By 1996 my book Body Alchemy was published. It’s a collection of photographs that will show you just about everything you ever wanted to know about female-to-male bodies and is chock-full of proud, handsome trans men. I have tried to represent some measure of my community in an effort to provide bolstering and informative images with text for both trans and nontrans readers. I feel it has been a needed contribution in a new wave of transsexual activism, very much a part of a burgeoning movement that began about the time I was figuring out what an f-stop was.

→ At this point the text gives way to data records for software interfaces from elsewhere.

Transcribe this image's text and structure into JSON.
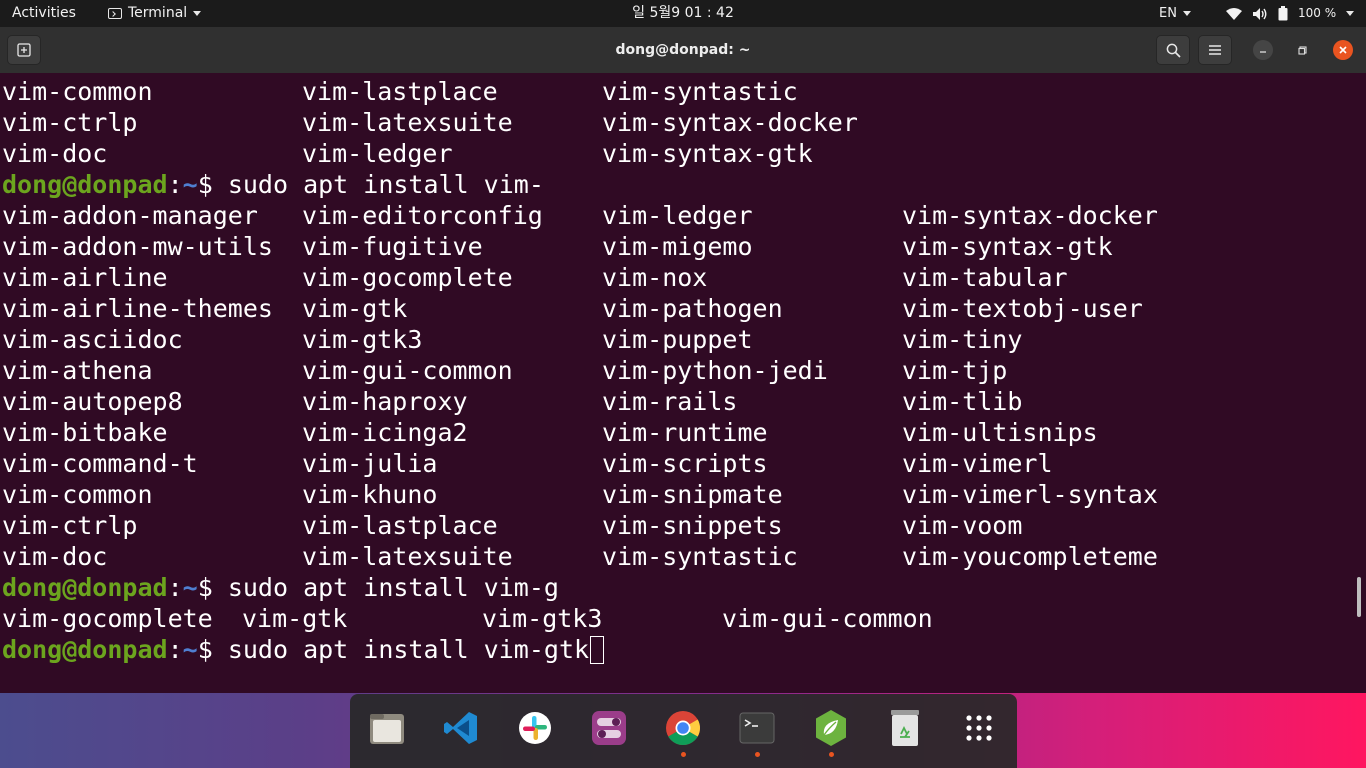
{
  "topbar": {
    "activities": "Activities",
    "app_name": "Terminal",
    "clock": "일 5월9  01 : 42",
    "language": "EN",
    "battery": "100 %"
  },
  "window": {
    "title": "dong@donpad: ~"
  },
  "terminal": {
    "prompt_user": "dong@donpad",
    "prompt_sep": ":",
    "prompt_path": "~",
    "prompt_symbol": "$ ",
    "block1": [
      [
        "vim-common",
        "vim-lastplace",
        "vim-syntastic"
      ],
      [
        "vim-ctrlp",
        "vim-latexsuite",
        "vim-syntax-docker"
      ],
      [
        "vim-doc",
        "vim-ledger",
        "vim-syntax-gtk"
      ]
    ],
    "command1": "sudo apt install vim-",
    "block2": [
      [
        "vim-addon-manager",
        "vim-editorconfig",
        "vim-ledger",
        "vim-syntax-docker"
      ],
      [
        "vim-addon-mw-utils",
        "vim-fugitive",
        "vim-migemo",
        "vim-syntax-gtk"
      ],
      [
        "vim-airline",
        "vim-gocomplete",
        "vim-nox",
        "vim-tabular"
      ],
      [
        "vim-airline-themes",
        "vim-gtk",
        "vim-pathogen",
        "vim-textobj-user"
      ],
      [
        "vim-asciidoc",
        "vim-gtk3",
        "vim-puppet",
        "vim-tiny"
      ],
      [
        "vim-athena",
        "vim-gui-common",
        "vim-python-jedi",
        "vim-tjp"
      ],
      [
        "vim-autopep8",
        "vim-haproxy",
        "vim-rails",
        "vim-tlib"
      ],
      [
        "vim-bitbake",
        "vim-icinga2",
        "vim-runtime",
        "vim-ultisnips"
      ],
      [
        "vim-command-t",
        "vim-julia",
        "vim-scripts",
        "vim-vimerl"
      ],
      [
        "vim-common",
        "vim-khuno",
        "vim-snipmate",
        "vim-vimerl-syntax"
      ],
      [
        "vim-ctrlp",
        "vim-lastplace",
        "vim-snippets",
        "vim-voom"
      ],
      [
        "vim-doc",
        "vim-latexsuite",
        "vim-syntastic",
        "vim-youcompleteme"
      ]
    ],
    "command2": "sudo apt install vim-g",
    "block3": [
      "vim-gocomplete",
      "vim-gtk",
      "vim-gtk3",
      "vim-gui-common"
    ],
    "command3": "sudo apt install vim-gtk"
  },
  "dock": {
    "items": [
      "files-icon",
      "vscode-icon",
      "slack-icon",
      "settings-toggle-icon",
      "chrome-icon",
      "terminal-icon",
      "spring-icon",
      "trash-icon",
      "show-apps-icon"
    ]
  },
  "colors": {
    "terminal_bg": "#300a24",
    "prompt_user": "#6ca51e",
    "prompt_path": "#4f7fd1",
    "accent": "#e95420"
  }
}
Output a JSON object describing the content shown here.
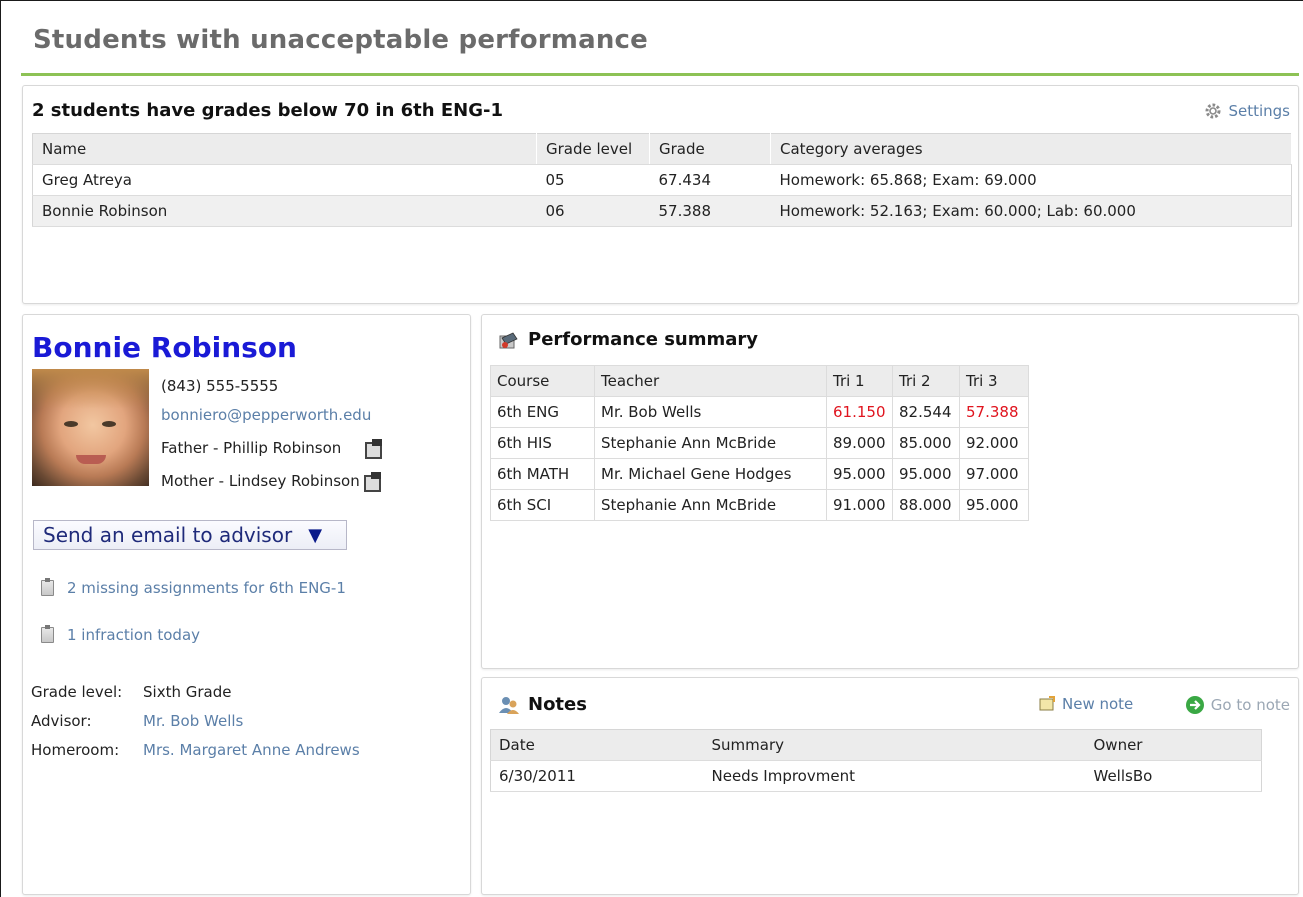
{
  "page": {
    "title": "Students with unacceptable performance"
  },
  "students_panel": {
    "heading": "2 students have grades below 70 in 6th ENG-1",
    "settings_label": "Settings",
    "columns": [
      "Name",
      "Grade level",
      "Grade",
      "Category averages"
    ],
    "rows": [
      {
        "name": "Greg Atreya",
        "grade_level": "05",
        "grade": "67.434",
        "category_averages": "Homework: 65.868; Exam: 69.000"
      },
      {
        "name": "Bonnie Robinson",
        "grade_level": "06",
        "grade": "57.388",
        "category_averages": "Homework: 52.163; Exam: 60.000; Lab: 60.000"
      }
    ]
  },
  "student": {
    "name": "Bonnie Robinson",
    "phone": "(843) 555-5555",
    "email": "bonniero@pepperworth.edu",
    "father": "Father - Phillip Robinson",
    "mother": "Mother - Lindsey Robinson",
    "email_advisor_label": "Send an email to advisor",
    "alerts": [
      "2 missing assignments for 6th ENG-1",
      "1 infraction today"
    ],
    "grade_level_label": "Grade level:",
    "grade_level": "Sixth Grade",
    "advisor_label": "Advisor:",
    "advisor": "Mr. Bob Wells",
    "homeroom_label": "Homeroom:",
    "homeroom": "Mrs. Margaret Anne Andrews"
  },
  "performance": {
    "heading": "Performance summary",
    "columns": [
      "Course",
      "Teacher",
      "Tri 1",
      "Tri 2",
      "Tri 3"
    ],
    "rows": [
      {
        "course": "6th ENG",
        "teacher": "Mr. Bob Wells",
        "tri1": "61.150",
        "tri2": "82.544",
        "tri3": "57.388",
        "tri1_low": true,
        "tri2_low": false,
        "tri3_low": true
      },
      {
        "course": "6th HIS",
        "teacher": "Stephanie Ann McBride",
        "tri1": "89.000",
        "tri2": "85.000",
        "tri3": "92.000",
        "tri1_low": false,
        "tri2_low": false,
        "tri3_low": false
      },
      {
        "course": "6th MATH",
        "teacher": "Mr. Michael Gene Hodges",
        "tri1": "95.000",
        "tri2": "95.000",
        "tri3": "97.000",
        "tri1_low": false,
        "tri2_low": false,
        "tri3_low": false
      },
      {
        "course": "6th SCI",
        "teacher": "Stephanie Ann McBride",
        "tri1": "91.000",
        "tri2": "88.000",
        "tri3": "95.000",
        "tri1_low": false,
        "tri2_low": false,
        "tri3_low": false
      }
    ]
  },
  "notes": {
    "heading": "Notes",
    "new_note_label": "New note",
    "go_to_note_label": "Go to note",
    "columns": [
      "Date",
      "Summary",
      "Owner"
    ],
    "rows": [
      {
        "date": "6/30/2011",
        "summary": "Needs Improvment",
        "owner": "WellsBo"
      }
    ]
  },
  "colors": {
    "accent_rule": "#8dc255",
    "name_blue": "#1a1ad6",
    "link": "#5b7fa8",
    "low_grade": "#e0141e"
  }
}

Finally, nearly 12 years later, I am feeling just fine. I look in the mirror, and I see the man I’ve worked so hard to grow up to be. My body has that muscular and hard build like those comic book heroes that I always wanted to look like. (Well, maybe not quite as big, especially in the crotch. Did you ever notice how big they look in those tights?) My beard, at long last, has filled in, while my head begins to bald, and my photography career goes skipping down its path. I’ve got a delicious pup of a girlfriend (partner) who, ironically (or maybe not so ironically), is a very handsome butch, indeed. Everybody thinks that Stephanie is my son–or my boy–and that I am some kind of old pervert queer. I tell you, being a man can be a very confusing thing sometimes.

Cameron’s work has appeared in Artweek and in his book Body Alchemy, published by Cleis Press.